O projeto ecológico e ambiental das Salinas do Samouco

Inês Rosado (junho de 2015)
Imprimir
Texto A A A

Alcochete foi, durante muitos anos, o principal produtor de sal de todo o país. As suas salinas tornaram-se históricas e representativas de uma vila plantada à beira Tejo, que ainda hoje colhe os frutos que passaram de geração em geração. Hoje é conhecida por salinas do Samouco e tem em si um projeto ecológico e ambiental de proteção e conservação que vai para além da produção de sal.

Basta passar a ponte Vasco da Gama para a margem sul do Tejo que muitos veem os salgados circundantes e sabem que ali em tempos houve uma grande quantidade de salinas em funcionamento, nos tempos áureos em que a produção de sal em Alcochete era uma mais-valia para a economia da vila, antes de a produção do mesmo começar a ser banalizada. O que não sabem é que ali há a única salina em funcionamento em todo o estuário do Tejo e todo um projeto de proteção, conservação e gestão ambiental.

Situadas na mais importante zona húmida do país, as salinas do Samouco são assim chamadas porque a única salina em funcionamento pertence ao salgado da freguesia do Samouco. Para além de ter a única salina ativa do estuário, é um dos principais pontos para alimentação e nidificação de aves que procuram a margem sul do Tejo em refúgio e, por essa importância ecológica e ambiental que representa sentiu-se a necessidade de criar em 2000 a Fundação para a Proteção e Gestão Ambiental das Salinas do Samouco.

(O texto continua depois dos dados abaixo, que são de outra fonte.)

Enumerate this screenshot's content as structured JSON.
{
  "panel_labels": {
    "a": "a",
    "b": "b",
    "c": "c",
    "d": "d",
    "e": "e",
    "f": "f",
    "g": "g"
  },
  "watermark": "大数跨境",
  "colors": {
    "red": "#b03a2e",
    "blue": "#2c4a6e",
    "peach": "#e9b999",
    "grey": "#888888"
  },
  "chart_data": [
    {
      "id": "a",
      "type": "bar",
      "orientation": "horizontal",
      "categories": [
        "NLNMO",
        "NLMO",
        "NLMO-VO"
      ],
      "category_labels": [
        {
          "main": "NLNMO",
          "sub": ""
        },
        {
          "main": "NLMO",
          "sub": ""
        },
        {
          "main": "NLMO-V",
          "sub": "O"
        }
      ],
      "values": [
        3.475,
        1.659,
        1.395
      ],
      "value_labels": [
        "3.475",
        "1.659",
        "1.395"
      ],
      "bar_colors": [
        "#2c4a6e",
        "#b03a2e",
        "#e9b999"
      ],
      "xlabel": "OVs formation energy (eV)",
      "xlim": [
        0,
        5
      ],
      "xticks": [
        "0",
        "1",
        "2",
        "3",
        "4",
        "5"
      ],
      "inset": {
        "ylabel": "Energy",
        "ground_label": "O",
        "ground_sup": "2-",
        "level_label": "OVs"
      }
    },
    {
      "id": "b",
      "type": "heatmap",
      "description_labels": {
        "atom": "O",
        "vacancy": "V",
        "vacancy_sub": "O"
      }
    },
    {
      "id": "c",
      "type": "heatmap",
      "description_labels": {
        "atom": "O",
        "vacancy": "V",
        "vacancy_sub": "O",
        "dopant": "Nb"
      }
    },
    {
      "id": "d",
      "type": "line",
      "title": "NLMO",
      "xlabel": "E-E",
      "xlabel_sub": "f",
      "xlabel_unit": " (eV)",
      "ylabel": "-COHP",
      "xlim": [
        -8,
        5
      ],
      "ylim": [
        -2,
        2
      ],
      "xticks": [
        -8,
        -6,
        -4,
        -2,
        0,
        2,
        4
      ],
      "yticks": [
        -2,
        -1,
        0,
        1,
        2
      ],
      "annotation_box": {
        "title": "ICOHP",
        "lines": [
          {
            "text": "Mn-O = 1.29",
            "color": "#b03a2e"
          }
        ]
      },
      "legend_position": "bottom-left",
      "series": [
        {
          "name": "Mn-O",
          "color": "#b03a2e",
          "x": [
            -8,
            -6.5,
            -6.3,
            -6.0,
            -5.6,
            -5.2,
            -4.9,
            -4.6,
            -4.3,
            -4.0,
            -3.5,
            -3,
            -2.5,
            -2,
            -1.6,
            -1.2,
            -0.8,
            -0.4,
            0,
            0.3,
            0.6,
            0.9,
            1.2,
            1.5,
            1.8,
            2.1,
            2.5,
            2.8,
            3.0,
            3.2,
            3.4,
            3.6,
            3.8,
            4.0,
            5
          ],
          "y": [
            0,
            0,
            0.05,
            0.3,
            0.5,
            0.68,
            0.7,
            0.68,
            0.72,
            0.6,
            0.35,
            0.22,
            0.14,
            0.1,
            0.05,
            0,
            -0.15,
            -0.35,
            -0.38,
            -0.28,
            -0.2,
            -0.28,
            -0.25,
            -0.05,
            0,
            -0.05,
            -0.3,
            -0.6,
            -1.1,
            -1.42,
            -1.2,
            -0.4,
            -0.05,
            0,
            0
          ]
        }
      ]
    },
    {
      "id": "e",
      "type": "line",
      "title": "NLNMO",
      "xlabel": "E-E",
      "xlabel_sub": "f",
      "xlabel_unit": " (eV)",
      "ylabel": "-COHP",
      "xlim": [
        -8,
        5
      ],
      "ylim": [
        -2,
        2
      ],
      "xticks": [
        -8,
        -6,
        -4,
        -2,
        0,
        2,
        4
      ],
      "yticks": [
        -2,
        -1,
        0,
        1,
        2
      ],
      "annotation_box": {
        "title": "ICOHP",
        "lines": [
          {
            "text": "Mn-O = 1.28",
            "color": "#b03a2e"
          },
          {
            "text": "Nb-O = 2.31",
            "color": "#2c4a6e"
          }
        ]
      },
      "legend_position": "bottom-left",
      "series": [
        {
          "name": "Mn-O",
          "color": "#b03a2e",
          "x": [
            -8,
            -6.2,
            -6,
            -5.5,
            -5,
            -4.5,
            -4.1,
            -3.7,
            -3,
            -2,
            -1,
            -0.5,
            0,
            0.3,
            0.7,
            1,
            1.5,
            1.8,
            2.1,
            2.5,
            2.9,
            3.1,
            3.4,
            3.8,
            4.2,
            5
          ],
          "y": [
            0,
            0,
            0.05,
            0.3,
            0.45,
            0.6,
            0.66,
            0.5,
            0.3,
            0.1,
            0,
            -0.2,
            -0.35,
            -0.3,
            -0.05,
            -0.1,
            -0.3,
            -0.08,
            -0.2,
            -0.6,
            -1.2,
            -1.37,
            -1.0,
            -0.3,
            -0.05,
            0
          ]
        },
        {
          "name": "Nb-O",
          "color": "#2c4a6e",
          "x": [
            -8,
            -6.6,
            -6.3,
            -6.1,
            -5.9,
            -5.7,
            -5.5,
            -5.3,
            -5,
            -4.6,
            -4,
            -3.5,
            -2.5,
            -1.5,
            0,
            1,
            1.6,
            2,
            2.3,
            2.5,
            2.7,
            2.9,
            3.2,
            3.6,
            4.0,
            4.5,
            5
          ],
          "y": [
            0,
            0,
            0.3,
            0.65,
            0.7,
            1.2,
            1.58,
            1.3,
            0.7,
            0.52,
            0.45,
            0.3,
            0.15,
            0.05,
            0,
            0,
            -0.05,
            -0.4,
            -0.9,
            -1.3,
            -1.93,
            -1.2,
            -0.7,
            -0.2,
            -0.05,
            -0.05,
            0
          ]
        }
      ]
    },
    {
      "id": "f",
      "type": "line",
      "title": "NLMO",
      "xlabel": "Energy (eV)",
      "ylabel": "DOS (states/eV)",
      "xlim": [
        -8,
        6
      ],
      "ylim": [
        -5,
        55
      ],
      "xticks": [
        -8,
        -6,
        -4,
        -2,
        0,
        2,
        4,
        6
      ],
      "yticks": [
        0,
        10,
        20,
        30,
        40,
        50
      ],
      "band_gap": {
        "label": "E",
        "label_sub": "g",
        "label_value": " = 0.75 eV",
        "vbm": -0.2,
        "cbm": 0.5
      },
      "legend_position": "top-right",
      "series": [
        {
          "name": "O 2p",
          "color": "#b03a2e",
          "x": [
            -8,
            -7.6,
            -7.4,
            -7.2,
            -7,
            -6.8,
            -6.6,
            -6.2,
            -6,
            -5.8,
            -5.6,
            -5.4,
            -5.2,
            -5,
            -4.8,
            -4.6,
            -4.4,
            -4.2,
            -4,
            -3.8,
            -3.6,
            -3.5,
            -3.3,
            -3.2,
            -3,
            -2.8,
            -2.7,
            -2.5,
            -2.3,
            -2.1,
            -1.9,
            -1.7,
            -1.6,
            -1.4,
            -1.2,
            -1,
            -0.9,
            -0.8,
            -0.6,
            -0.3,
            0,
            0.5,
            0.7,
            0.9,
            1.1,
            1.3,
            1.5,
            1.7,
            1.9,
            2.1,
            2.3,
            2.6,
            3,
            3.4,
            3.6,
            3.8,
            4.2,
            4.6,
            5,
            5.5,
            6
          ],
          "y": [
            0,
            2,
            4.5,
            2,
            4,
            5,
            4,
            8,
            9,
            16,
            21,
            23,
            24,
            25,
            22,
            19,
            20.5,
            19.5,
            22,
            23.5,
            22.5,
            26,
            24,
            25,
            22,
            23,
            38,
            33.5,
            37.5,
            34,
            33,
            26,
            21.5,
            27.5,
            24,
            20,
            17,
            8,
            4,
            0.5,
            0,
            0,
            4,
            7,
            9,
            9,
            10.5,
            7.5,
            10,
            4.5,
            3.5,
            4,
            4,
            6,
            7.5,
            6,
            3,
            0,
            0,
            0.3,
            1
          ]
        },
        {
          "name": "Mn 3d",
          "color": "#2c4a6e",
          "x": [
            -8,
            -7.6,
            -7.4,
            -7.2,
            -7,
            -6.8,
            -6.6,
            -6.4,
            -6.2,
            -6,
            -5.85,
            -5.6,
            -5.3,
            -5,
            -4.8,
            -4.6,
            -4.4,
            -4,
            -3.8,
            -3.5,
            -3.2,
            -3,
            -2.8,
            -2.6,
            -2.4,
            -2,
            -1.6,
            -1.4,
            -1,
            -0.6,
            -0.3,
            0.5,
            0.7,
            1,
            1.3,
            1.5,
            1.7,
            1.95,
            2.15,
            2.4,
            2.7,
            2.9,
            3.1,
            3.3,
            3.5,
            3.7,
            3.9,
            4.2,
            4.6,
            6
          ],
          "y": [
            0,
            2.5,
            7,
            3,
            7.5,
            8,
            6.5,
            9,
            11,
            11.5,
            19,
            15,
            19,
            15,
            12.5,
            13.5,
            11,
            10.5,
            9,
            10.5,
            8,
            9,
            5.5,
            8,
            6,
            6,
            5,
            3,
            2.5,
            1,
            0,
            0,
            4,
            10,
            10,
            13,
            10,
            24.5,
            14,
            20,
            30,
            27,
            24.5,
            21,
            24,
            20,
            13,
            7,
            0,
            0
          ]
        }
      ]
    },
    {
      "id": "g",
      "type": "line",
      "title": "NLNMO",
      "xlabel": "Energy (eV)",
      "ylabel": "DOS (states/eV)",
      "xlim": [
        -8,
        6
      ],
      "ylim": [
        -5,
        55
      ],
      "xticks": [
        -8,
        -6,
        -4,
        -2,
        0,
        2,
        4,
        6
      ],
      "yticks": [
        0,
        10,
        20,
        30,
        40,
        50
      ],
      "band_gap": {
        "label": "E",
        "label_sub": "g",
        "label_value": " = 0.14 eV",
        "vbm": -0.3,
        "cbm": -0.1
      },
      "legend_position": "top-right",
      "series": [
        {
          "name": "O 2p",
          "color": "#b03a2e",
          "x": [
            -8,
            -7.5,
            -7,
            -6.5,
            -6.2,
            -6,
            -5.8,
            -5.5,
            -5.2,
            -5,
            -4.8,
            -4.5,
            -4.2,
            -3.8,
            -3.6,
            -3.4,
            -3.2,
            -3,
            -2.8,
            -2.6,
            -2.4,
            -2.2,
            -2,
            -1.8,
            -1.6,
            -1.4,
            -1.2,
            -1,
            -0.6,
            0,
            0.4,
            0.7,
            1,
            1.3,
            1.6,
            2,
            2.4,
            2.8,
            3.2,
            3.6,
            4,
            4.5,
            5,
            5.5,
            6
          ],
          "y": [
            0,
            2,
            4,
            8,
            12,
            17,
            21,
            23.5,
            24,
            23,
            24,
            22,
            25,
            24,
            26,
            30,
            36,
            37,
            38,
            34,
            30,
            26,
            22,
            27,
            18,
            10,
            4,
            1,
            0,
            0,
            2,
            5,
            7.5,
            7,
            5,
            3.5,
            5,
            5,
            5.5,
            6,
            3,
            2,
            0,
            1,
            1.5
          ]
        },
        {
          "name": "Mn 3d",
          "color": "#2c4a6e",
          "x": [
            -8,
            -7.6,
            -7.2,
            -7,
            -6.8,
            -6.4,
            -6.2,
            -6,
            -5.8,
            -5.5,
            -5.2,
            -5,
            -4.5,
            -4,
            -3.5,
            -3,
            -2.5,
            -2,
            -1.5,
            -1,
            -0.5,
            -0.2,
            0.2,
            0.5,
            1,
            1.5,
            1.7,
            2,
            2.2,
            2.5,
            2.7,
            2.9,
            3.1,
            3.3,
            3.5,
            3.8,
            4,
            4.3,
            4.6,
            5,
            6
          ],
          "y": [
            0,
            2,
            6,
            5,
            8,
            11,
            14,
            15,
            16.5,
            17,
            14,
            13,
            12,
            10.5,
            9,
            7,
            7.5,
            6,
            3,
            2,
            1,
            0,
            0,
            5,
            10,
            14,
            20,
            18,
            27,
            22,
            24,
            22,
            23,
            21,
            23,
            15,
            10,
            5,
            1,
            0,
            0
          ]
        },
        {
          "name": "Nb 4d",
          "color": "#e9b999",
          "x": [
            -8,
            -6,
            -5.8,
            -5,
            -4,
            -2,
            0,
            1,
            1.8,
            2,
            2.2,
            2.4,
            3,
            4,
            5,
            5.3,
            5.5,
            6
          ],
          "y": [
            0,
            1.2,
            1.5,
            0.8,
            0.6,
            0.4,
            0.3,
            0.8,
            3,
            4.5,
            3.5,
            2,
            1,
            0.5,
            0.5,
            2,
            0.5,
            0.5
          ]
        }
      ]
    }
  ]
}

A Fundação das Salinas do Samouco incorre em vários projetos de proteção e conservação ambiental, onde se destaca a produção de sal que ainda é feita de forma tradicional pelo último salineiro no ativo na vila de Alcochete, João Matias, que para além disso é também o encarregado geral de manutenção da salina. Márcia Vaz Pinto é bióloga e trabalha na Fundação há quatro anos. Conta-nos que o processo de apanhar o sal é mais complicado do que o que se pode pensar “Para se fazer sal é preciso uma série de trabalhos preparatórios e manutenção das salinas. Não havendo pessoas com conhecimentos não se faz (…) os salineiros têm de perceber de química, de meteorologia… para se fazer o sal não é só puxar a aguinha do estuário e já está. Ele [João Matias] anda para ali um mês a fazer circular as águas. Temos muita sorte em tê-lo connosco, é uma pessoa que tem muita experiência.”

A Fundação das salinas do Samouco faz ainda, pela altura do verão, atividades de rapação de sal para todos os interessados em participar, que vão continuar a trazer muitos visitantes ao complexo pela experiência de se tornarem salineiros por umas horas. É uma atividade que se realiza todos os anos e que dá mais visibilidade à Fundação e a todo o trabalho que dia após dia é realizado nos cerca de cinco quilómetros de extensão que separam a entrada, do lado de Alcochete, ao final das salinas, já em território pertencente à freguesia do Samouco.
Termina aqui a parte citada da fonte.